Initially, Mr. Trump’s lawyers refused to further search his property or provide an affidavit declaring that everything had been turned over, the court documents said, according to a person who was aware of its contents. Their refusal caused the lawyers to question the scope and validity of the initial subpoena and argue that Mr. Trump’s presidential office could incriminate itself if more classified documents were discovered and returned.

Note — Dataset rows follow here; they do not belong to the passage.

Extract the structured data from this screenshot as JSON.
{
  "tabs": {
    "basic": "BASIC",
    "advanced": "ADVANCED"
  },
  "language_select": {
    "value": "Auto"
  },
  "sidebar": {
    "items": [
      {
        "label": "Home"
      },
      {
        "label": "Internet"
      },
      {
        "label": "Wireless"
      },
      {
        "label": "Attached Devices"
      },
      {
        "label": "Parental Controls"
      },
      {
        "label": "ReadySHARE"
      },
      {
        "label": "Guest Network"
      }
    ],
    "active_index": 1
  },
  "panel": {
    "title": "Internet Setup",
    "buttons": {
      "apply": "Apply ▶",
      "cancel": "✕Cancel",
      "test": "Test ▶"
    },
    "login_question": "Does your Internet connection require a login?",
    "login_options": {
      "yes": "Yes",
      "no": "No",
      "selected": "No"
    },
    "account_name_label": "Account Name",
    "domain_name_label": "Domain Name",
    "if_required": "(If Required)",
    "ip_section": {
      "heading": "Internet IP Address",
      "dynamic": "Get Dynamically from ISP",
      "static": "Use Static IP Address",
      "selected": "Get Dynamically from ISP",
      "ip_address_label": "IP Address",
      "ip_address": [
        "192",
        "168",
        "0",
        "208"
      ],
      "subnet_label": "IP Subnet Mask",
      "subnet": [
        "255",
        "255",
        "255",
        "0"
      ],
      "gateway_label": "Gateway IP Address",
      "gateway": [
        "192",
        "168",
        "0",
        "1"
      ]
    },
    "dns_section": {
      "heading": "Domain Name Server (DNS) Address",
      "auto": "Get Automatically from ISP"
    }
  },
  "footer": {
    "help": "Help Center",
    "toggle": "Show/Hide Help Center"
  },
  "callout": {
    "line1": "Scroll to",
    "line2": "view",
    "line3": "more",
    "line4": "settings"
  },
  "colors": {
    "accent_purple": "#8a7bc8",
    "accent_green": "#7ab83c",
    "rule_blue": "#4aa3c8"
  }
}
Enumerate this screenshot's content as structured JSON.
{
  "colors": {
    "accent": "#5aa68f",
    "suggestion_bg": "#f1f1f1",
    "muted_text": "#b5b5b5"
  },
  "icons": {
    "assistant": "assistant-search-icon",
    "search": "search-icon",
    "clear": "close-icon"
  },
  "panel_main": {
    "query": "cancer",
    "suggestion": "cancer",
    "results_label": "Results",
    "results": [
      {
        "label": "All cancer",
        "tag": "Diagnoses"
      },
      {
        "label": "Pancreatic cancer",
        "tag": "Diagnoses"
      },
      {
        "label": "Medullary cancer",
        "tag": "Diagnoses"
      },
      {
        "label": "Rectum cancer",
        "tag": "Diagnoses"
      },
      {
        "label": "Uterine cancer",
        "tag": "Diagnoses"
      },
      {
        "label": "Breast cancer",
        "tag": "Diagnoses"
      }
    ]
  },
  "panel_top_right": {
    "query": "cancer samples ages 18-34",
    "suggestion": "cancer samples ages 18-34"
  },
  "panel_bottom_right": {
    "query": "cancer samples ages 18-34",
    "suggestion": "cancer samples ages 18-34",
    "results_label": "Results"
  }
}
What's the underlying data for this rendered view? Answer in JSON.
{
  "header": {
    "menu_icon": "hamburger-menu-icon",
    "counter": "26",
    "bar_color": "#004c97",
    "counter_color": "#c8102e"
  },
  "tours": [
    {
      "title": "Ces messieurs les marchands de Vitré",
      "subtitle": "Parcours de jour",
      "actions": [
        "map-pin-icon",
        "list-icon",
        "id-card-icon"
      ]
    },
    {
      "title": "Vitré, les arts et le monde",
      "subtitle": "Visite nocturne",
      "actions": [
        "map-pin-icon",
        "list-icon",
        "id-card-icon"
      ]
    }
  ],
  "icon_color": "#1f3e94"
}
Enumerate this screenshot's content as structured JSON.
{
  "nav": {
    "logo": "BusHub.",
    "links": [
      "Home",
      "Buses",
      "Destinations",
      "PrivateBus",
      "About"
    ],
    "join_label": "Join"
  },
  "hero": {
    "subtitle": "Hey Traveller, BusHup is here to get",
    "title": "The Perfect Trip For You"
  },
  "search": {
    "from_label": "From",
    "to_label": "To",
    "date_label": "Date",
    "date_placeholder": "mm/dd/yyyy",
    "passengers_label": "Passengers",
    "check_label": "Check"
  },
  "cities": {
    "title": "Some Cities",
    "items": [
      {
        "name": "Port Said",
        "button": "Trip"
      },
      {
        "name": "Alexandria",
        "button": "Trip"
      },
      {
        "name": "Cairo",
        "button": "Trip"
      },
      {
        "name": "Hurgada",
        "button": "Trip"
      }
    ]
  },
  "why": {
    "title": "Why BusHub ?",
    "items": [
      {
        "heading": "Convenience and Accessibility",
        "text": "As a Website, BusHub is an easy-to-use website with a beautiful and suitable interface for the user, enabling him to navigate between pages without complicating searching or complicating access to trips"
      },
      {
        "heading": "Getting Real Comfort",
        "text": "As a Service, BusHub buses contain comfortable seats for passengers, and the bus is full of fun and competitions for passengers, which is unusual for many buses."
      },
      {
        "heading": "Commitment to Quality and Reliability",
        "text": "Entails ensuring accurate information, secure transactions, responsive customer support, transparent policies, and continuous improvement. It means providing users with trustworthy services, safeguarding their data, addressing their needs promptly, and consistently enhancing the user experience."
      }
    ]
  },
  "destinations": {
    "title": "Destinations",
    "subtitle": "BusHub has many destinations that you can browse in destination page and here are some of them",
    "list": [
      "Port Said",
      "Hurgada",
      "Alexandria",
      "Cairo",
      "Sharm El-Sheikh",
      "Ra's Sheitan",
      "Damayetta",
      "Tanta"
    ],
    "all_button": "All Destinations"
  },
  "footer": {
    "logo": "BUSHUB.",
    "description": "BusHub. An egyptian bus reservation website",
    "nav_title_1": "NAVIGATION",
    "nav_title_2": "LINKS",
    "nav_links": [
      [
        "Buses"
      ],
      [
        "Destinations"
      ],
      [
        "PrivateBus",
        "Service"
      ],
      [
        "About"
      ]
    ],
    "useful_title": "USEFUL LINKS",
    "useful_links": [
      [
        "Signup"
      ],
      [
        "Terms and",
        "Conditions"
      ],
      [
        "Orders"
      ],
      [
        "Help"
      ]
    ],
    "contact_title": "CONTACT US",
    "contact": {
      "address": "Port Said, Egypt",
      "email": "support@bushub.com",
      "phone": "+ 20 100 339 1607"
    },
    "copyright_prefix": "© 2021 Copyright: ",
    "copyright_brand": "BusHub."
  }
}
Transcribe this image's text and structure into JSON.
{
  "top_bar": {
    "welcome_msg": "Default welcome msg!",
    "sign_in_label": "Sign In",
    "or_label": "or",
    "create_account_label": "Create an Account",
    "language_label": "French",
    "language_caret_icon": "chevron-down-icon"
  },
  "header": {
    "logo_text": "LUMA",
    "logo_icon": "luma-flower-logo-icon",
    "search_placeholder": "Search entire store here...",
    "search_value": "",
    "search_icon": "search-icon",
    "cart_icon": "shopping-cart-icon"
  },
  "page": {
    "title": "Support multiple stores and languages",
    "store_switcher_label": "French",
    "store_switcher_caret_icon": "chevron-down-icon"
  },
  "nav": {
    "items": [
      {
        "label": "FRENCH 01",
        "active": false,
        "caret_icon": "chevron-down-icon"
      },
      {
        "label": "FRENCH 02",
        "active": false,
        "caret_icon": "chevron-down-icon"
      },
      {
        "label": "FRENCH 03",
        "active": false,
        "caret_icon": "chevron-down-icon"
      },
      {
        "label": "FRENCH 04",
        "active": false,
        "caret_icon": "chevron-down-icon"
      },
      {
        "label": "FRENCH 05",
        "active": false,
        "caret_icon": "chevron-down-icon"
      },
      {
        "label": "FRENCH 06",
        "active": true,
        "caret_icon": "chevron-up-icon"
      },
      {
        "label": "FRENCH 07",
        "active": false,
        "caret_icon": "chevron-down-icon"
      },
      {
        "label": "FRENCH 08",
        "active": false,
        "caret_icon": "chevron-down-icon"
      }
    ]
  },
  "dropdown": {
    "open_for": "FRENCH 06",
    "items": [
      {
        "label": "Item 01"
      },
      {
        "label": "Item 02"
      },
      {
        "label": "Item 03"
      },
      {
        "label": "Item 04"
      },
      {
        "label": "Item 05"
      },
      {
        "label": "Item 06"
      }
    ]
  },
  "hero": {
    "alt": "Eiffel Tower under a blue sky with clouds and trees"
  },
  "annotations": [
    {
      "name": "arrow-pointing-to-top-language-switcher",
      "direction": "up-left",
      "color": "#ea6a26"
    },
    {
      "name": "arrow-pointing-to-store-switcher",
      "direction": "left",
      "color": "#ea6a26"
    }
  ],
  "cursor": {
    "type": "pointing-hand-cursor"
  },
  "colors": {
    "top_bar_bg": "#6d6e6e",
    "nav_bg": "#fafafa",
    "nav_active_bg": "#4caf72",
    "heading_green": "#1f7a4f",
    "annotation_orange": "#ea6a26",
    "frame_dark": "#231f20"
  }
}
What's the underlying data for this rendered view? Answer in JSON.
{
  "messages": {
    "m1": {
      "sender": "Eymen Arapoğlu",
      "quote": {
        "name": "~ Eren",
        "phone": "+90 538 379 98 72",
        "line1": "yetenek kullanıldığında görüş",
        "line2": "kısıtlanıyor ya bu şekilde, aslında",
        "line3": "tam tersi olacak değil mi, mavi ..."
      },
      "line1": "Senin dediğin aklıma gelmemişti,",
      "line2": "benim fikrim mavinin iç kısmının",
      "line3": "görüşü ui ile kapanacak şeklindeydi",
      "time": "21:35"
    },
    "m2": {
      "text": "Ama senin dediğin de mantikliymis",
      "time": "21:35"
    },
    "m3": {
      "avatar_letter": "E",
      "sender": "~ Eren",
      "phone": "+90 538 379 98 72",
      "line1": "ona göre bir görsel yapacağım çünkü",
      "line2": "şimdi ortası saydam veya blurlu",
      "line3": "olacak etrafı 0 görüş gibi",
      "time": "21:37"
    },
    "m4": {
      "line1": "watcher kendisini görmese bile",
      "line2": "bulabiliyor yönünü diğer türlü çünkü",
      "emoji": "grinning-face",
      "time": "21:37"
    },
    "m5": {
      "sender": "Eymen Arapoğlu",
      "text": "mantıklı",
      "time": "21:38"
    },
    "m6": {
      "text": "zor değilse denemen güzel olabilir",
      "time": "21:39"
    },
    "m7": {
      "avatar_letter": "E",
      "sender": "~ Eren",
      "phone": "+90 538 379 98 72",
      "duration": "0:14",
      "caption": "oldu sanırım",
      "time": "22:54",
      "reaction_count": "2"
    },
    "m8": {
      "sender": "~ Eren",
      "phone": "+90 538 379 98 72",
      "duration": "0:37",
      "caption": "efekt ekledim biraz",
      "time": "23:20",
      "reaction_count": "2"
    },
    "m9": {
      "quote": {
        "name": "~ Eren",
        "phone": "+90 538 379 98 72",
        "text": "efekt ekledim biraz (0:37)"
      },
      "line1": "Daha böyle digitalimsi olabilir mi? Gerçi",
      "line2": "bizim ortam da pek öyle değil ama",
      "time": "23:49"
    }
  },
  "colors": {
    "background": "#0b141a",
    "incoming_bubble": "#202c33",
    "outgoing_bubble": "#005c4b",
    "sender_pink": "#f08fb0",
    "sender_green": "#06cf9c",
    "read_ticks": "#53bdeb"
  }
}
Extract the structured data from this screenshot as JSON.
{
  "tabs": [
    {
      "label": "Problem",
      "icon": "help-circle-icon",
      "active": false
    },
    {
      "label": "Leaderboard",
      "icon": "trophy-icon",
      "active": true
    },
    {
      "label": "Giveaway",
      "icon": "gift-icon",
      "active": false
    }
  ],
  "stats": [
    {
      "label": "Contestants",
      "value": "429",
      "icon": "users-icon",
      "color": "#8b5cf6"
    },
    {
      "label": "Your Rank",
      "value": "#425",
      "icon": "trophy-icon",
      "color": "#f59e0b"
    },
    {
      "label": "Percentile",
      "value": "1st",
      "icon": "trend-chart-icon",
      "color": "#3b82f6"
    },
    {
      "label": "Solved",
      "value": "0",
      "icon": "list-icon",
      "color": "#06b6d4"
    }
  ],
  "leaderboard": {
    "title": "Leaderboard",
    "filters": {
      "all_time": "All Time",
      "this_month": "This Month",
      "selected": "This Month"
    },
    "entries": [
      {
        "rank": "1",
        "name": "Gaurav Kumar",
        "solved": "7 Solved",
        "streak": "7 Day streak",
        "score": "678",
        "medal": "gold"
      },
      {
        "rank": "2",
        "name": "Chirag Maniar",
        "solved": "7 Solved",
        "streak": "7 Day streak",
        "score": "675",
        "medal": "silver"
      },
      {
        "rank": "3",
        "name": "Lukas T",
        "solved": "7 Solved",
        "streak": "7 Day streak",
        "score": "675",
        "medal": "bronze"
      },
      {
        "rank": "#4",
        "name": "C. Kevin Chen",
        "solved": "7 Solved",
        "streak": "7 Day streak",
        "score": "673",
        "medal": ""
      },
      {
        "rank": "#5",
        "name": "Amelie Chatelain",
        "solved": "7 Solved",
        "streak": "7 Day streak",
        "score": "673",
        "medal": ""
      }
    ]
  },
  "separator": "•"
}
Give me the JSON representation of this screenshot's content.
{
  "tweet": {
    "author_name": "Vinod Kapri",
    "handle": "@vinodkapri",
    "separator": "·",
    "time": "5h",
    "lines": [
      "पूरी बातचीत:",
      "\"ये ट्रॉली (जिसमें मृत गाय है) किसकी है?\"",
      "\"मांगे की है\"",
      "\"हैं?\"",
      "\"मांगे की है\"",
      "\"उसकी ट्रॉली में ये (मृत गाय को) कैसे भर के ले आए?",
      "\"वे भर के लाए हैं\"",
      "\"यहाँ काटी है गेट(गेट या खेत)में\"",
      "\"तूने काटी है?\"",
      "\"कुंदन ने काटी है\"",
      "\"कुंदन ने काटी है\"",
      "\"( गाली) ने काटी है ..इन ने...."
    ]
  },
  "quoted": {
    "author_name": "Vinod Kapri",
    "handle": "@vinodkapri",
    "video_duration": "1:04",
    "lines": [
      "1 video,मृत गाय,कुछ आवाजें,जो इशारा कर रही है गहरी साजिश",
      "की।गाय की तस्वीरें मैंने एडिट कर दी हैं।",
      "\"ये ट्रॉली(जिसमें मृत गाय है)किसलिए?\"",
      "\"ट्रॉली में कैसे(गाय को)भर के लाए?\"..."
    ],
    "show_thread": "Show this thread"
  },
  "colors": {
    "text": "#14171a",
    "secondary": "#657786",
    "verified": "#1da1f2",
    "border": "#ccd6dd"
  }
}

The government responded by filing a motion to enforce compliance with the original subpoena, and a hearing was scheduled for late October for Judge Beryl A. Howell, who was then the chief judge of the Federal District Court in Washington.

One of Mr Trump’s former lawyers, Timothy Parlatore, has since suggested that Boris Epshteyn, another lawyer close to Mr Trump, “tried to interfere” with searches ordered by Trump’s legal team around that time . Mr. Parlatore made the comments about Mr. Epshteyn in a CNN interview last month citing his differences with Mr. Epshteyn as a major reason he had resigned as Mr. Trump’s representative. (He later said Mr Epshteyn was not at fault and called it a disagreement.)

Minutes before the hearing before Judge Howell, Mr Parlatore warned her and the government that a team of professionals with military training had searched Bedminster for classified material only days earlier. They were accompanied by another of Mr. Trump’s lawyers at the time, James Trusty.

But the Justice Department was unimpressed, according to court documents. Prosecutors complained that the search was limited to certain areas of Bedminster and was not accompanied by an affidavit detailing which areas of the club had been investigated.

Ultimately, Judge Howell ruled in favor of the government and ordered Mr Trump’s lawyers to take an affidavit about which parts of Bedminster had been searched. She also told the lawyers to make available a “custodian of records” for Trump’s presidential office to testify about the search before a grand jury.

Ben Protess, William K. Rashbaum And Adam Goldman reporting contributed.